Epstein Files

Eh4x CTFby smothy

Epstein Files - 366 pts (Web/ML)

Author: skjeks CTF: EH4X CTF URL: http://chall.ehax.in:4529/

Challenge Description

Have you ever wondered that if there can be a model which can predict that if a person was in epstein files or not? For that we are conducting an epstein file ai model competition but your model to be actually epstein worthy you need to get accuracy of 0.69. Proof that your model is epstein worthy.

Recon

The challenge presents a Kaggle-style ML competition page. It provides:

  • train.csv (1516 rows) — Names with features (Category, Bio, Aliases, Flights, Documents, Connections, Nationality) and a binary target In Black Book
  • test.csv (2276 rows) — Same features, no target column
  • sample_sub.csv — Example submission format (just the In Black Book column)

The submission form accepts .csv or .pkl files.

The Trap: Being Too Good

The natural instinct is to build the best model possible. A simple Random Forest with basic feature engineering achieves 94% accuracy on the test set. But the server responds:

STATUS // SUB-OPTIMAL Directive incomplete. The submitted model fails to meet the strict unredaction threshold.

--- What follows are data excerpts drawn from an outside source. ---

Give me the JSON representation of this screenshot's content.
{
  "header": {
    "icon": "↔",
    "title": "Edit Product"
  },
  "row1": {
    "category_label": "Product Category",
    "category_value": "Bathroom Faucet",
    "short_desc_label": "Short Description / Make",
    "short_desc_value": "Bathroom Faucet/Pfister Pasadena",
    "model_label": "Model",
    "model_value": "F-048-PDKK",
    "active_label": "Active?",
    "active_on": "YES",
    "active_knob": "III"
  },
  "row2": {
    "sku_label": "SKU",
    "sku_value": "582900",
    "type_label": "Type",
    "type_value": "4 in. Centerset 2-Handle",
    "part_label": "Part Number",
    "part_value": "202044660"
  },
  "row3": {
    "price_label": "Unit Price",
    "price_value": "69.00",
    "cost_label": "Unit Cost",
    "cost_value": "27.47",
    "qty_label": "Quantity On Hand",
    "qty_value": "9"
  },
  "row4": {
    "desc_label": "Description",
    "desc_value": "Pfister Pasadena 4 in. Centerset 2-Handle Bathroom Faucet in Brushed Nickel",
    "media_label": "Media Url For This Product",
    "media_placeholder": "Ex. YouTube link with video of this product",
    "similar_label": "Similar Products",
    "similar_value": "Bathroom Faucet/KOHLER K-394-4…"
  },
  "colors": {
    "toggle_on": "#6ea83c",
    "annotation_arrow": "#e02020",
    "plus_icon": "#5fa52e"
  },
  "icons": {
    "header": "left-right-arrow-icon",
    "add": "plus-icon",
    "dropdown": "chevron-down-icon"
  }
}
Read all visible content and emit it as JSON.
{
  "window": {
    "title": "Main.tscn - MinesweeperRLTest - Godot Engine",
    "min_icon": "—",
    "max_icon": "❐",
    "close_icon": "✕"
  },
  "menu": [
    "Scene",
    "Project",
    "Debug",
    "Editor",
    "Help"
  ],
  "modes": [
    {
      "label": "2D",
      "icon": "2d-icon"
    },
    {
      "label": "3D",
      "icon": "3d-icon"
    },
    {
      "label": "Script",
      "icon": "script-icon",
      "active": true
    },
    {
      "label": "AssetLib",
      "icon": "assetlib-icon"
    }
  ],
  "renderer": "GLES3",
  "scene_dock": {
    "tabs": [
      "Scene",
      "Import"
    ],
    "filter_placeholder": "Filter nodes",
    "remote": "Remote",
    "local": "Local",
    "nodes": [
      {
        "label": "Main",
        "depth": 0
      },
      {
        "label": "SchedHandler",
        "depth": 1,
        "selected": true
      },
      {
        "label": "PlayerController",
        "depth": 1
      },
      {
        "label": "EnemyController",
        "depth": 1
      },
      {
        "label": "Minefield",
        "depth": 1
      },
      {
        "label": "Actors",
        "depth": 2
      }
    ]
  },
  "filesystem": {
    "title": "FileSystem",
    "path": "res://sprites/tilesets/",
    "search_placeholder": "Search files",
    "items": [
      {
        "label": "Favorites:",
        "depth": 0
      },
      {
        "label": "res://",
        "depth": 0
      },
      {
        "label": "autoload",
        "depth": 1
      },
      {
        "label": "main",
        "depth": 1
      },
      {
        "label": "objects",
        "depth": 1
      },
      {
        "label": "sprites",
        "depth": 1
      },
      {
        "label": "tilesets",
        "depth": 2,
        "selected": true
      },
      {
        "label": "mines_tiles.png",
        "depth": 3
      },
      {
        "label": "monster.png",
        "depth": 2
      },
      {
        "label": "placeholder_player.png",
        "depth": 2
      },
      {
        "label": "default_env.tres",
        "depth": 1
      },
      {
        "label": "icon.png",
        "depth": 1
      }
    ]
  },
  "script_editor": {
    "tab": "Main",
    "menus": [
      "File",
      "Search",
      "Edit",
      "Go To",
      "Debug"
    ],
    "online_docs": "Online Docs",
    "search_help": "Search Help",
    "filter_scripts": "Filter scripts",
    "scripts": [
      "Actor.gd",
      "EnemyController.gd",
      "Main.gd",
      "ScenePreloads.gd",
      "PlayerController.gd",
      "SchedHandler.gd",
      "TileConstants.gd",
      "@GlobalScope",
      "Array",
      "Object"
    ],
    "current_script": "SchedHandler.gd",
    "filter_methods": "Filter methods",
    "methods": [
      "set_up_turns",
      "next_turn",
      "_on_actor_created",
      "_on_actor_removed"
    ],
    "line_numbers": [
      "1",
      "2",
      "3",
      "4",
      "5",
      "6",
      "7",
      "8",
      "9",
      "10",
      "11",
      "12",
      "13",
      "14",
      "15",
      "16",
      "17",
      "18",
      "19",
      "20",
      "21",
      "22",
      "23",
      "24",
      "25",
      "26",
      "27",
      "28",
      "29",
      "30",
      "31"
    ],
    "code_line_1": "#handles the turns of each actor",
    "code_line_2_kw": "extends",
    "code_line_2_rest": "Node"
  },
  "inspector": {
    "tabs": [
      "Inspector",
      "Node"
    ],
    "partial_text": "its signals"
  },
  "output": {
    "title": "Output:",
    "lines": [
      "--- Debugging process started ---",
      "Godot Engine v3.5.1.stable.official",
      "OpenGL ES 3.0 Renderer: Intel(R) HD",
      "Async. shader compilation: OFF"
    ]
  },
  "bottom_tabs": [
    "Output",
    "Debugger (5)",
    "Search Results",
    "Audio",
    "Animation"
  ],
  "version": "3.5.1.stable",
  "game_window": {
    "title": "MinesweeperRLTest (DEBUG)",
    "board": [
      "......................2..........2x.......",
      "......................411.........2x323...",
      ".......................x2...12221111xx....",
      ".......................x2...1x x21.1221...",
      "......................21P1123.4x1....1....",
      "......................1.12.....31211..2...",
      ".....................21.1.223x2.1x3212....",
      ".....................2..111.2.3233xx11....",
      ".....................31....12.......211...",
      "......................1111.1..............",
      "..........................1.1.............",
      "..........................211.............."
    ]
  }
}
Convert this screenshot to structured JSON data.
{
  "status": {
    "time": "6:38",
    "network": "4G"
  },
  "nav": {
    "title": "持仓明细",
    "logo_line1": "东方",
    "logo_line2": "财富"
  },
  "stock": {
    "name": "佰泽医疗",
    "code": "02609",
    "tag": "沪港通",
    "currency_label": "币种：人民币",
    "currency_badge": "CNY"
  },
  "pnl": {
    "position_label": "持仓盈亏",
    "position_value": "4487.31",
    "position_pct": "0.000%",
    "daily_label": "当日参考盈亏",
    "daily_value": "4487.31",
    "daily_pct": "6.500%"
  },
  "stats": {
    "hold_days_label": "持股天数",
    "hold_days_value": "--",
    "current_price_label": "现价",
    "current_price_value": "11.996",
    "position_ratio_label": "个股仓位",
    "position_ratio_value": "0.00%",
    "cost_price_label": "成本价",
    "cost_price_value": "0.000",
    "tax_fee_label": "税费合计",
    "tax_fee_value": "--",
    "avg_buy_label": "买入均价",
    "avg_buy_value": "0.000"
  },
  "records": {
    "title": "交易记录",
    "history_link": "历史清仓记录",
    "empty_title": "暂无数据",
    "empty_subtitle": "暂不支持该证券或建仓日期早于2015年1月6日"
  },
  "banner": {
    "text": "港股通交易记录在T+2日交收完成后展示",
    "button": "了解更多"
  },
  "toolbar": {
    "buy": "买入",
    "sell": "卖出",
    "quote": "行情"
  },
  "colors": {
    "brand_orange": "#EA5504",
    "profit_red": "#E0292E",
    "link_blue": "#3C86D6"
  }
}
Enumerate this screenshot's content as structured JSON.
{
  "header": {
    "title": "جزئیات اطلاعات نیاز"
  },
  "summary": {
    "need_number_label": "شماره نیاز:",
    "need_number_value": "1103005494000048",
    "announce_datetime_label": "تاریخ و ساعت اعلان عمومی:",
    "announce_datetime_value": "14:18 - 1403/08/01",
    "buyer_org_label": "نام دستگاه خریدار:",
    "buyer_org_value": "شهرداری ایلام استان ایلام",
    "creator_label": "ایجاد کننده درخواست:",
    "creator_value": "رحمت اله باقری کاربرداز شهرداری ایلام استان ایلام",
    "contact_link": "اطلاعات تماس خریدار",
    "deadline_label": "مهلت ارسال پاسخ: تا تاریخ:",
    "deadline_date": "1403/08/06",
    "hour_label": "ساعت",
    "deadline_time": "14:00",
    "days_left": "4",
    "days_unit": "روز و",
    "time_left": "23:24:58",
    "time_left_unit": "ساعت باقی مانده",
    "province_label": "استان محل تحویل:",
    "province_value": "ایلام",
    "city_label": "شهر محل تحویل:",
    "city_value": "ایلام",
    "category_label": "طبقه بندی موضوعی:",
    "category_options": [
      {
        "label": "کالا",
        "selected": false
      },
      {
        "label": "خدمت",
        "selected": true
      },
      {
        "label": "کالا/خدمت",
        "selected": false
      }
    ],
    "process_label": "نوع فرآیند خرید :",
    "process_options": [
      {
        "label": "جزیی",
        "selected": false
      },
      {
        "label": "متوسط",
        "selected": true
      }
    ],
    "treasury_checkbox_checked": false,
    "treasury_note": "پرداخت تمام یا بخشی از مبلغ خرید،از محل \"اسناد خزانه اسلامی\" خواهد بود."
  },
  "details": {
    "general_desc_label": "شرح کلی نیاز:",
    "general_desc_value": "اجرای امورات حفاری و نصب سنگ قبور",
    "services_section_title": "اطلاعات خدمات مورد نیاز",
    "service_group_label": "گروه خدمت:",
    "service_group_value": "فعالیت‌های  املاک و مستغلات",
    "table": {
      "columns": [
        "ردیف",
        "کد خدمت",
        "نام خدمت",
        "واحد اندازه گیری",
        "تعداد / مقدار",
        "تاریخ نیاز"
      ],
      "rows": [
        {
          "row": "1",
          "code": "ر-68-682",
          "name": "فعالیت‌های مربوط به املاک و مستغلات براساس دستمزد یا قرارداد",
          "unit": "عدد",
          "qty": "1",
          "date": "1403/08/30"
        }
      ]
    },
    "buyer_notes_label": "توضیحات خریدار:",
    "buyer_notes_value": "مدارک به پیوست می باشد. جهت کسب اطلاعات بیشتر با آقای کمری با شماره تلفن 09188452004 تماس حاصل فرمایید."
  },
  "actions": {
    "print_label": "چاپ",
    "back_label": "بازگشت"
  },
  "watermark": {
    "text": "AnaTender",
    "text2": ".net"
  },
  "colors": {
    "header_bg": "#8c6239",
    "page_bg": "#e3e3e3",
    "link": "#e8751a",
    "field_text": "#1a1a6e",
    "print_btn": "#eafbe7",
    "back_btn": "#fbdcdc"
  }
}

94% is "sub-optimal"? The key realization: the challenge doesn't want accuracy >= 0.69, it wants accuracy == 0.69. The entire challenge is themed around the number 69 (the challenge ID on CTFd was literally 69).

Solution

Step 1: Train a strong baseline model

python
from sklearn.ensemble import RandomForestClassifier

# Feature engineering: numeric cols, category encoding, bio keywords, etc.
model = RandomForestClassifier(n_estimators=200, random_state=42)
model.fit(X_train, y_train)
preds = model.predict(X_test)  # 94% accuracy

Step 2: Degrade accuracy to exactly 0.69

With 94% accuracy (~2139/2276 correct), we need ~1570/2276 correct (69%). The strategy: randomly flip predictions to introduce controlled errors.

The math for random flipping:

  • Each flip has ~94% chance of turning a correct prediction wrong
  • Each flip has ~6% chance of turning a wrong prediction correct
  • Net change per flip: -0.88 correct predictions
  • Flips needed: (2139 - 1570) / 0.88 ≈ 647
python
np.random.seed(42)
all_indices = np.random.permutation(len(preds))
flip_indices = all_indices[:620]  # tuned via binary search
degraded = preds.copy()
degraded[flip_indices] = 1 - degraded[flip_indices]

Step 3: Binary search for the right flip count

Since the math is approximate, I submitted with different flip counts:

FlipsAccuracy
64768%
62069%

Flipping 620 predictions hit the target.

Step 4: Submit

bash
curl -X POST -F "submission=@sub_620.csv" http://chall.ehax.in:4529/submit

The server responds with the declassified flag page.

Red Herrings

  • Pickle upload (.pkl): Accepting pickle files hinted at deserialization RCE, but all pickle payloads returned a generic error. This was either sandboxed or a distraction.
  • Building a better model: Higher accuracy was penalized, not rewarded.

Flag

EH4X{epst3in_d1dnt_k1ll_h1ms3lf_but_th1s_m0d3l_d1d}